Earth Science Unit StudyWeek 15: We did three activities to explore how water moves underground.
Beneath the surface water flows down through the soil. In some places there are underground rivers, lakes and streams. Once water reaches the water table, it can even rise through the soil.
Following chapter 22 in Janice VanCleave's A+ Projects in Earth Science: Winning Experiments for Science Fairs and Extra Credit we explored how water percolates down through soil, how capillary action enables water to move up through the soil just above the water table, and how an aquifer or oasis forms even in very dry regions such as a desert.
The Water Table
Rising Water - Capillary Action
Because there is a molecular attraction between liquids and solids, liquids can defy gravity and rise into small spaces. Seeing colors run up through coffee filter paper dipped in water, water rising into a paintbrush, and surface tension are other examples of this phenomenon.

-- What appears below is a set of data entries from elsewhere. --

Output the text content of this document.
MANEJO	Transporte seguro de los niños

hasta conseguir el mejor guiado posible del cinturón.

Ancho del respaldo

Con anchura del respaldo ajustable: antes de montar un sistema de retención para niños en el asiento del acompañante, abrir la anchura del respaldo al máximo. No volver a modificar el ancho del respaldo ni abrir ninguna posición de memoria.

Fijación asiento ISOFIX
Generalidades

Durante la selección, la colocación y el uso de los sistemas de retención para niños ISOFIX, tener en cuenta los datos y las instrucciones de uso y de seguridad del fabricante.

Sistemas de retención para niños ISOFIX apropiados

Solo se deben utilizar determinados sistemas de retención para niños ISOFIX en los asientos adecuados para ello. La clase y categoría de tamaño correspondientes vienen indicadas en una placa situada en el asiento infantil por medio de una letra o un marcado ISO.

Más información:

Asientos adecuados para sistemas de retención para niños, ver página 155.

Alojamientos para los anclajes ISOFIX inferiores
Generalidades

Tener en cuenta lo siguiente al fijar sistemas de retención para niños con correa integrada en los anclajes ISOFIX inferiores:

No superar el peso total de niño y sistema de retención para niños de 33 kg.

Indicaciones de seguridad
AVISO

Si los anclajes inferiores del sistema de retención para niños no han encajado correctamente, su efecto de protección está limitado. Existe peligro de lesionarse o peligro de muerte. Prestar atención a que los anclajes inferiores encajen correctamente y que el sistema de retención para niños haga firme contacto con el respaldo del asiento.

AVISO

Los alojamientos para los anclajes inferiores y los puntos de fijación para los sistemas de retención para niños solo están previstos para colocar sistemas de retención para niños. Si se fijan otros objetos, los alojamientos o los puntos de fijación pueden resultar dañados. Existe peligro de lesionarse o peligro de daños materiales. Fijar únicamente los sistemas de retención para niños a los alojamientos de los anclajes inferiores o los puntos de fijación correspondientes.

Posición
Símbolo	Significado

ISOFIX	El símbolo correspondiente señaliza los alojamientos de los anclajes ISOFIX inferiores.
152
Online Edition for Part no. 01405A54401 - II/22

After a few minutes the water could be seen rising above the level in the dish.
A Desert Oasis
It's so strange the way an oasis can pop up in the middle of a dry desert. Water is trapped beneath the surface in many locations throughout the desert. With an impermeable layer both above and below it cannot get out unless it finds a crack.
If I had this to do over again, I may have used plastic wrap below and above the sand layer to ensure it was impermeable or perhaps used some craft foam to serve as the impermeable layers.